# Pm help



## Cyclist33 (11 Aug 2012)

Okay so I can't for the life of me work out to send a pm to another user on this forum. Someone has started a Conversation with me but there's no reply button..?

Help!


Stu


----------



## phil_hg_uk (11 Aug 2012)

Cyclist33 said:


> Okay so I can't for the life of me work out to send a pm to another user on this forum. Someone has started a Conversation with me but there's no reply button..?
> 
> Help!
> 
> ...


 
Goto inbox at the top rhs of the screen and locate the 'conversation' and click on it, there should be a reply box at the bottom of the conversation page.


----------



## Cyclist33 (11 Aug 2012)

There isnt!


----------



## phil_hg_uk (11 Aug 2012)

Cyclist33 said:


> There isnt!


 
Are you using a pc or a tablet or a phone ?


----------



## potsy (11 Aug 2012)

Just tried a little test for you Stu, can you reply to both pm's?


----------



## Octet (11 Aug 2012)

It should be just like the forum, there isn't a specific email style system but instead it is like a private thread.

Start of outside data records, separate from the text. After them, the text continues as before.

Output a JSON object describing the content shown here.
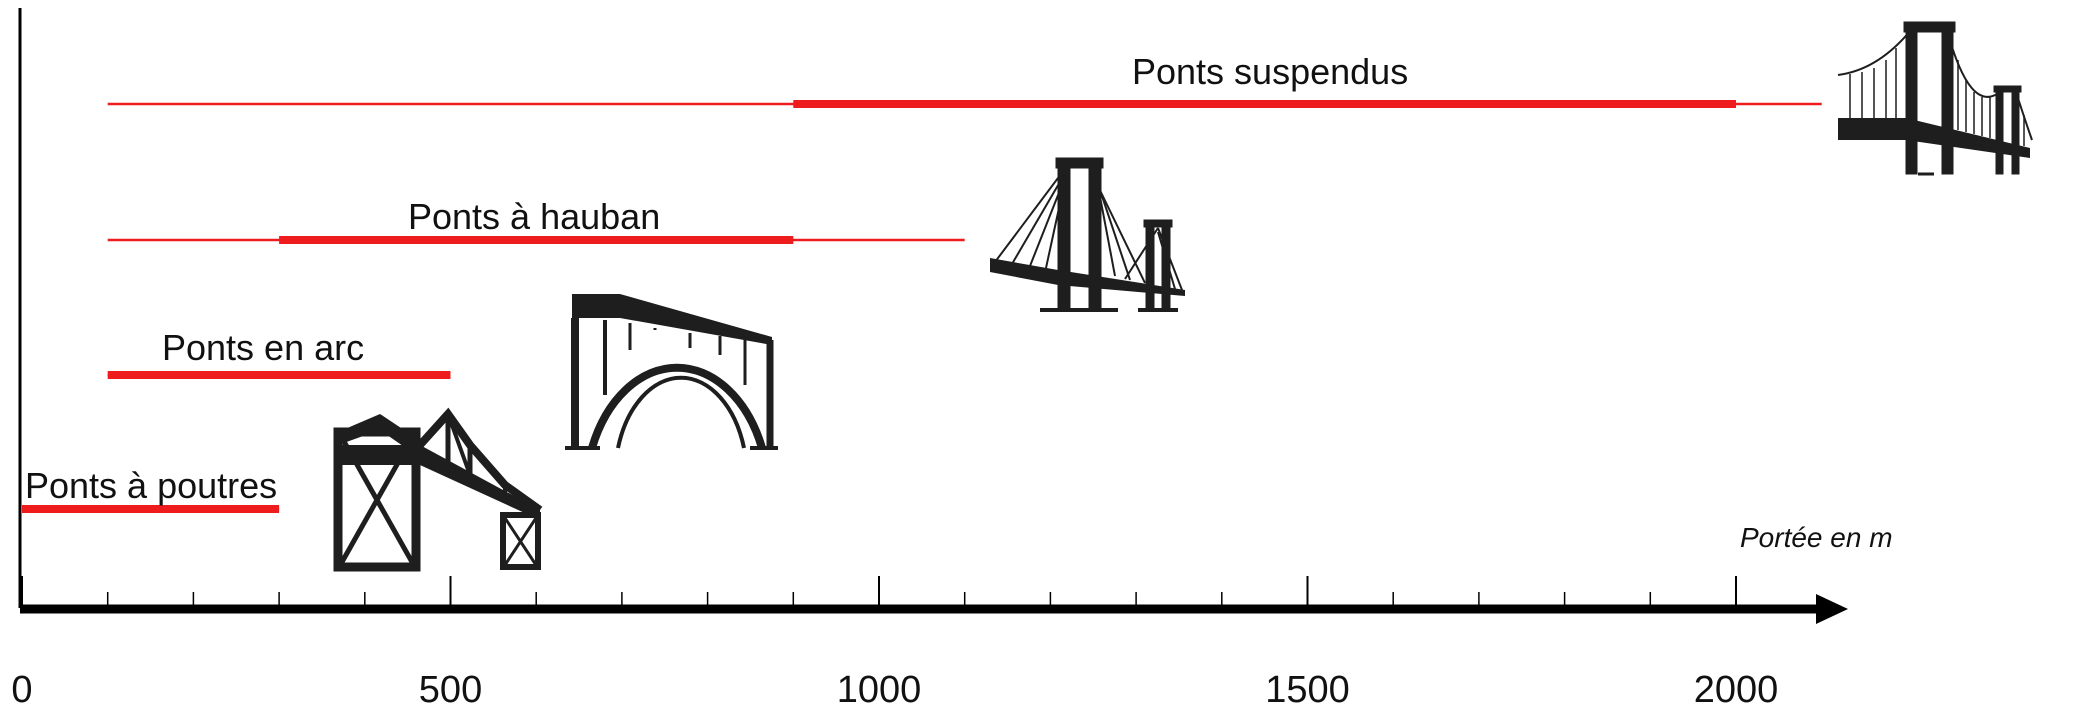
{
  "chart_data": {
    "type": "range",
    "xlabel": "Portée en m",
    "ylabel": "",
    "xlim": [
      0,
      2100
    ],
    "major_ticks": [
      0,
      500,
      1000,
      1500,
      2000
    ],
    "minor_tick_step": 100,
    "grid": false,
    "colors": {
      "range": "#ee1c1c",
      "axis": "#000000"
    },
    "series": [
      {
        "name": "Ponts à poutres",
        "icon": "beam-bridge-icon",
        "range": [
          0,
          300
        ],
        "typical": [
          0,
          300
        ]
      },
      {
        "name": "Ponts en arc",
        "icon": "arch-bridge-icon",
        "range": [
          100,
          500
        ],
        "typical": [
          100,
          500
        ]
      },
      {
        "name": "Ponts à hauban",
        "icon": "cable-stayed-bridge-icon",
        "range": [
          100,
          1100
        ],
        "typical": [
          300,
          900
        ]
      },
      {
        "name": "Ponts suspendus",
        "icon": "suspension-bridge-icon",
        "range": [
          100,
          2100
        ],
        "typical": [
          900,
          2000
        ]
      }
    ]
  }
}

Do you see the area where you type your message?


----------



## potsy (11 Aug 2012)

Right, think I've sussed it, there is the option to 'lock' replies when you send a pm, maybe the originator accidently clicked this box?
That's what I did on the 2nd one where you couldn't reply.

Maybe start a new one to them?


----------



## Cyclist33 (11 Aug 2012)

Nice one Posty, thanks very much. Are you any good at indexing gears too??


----------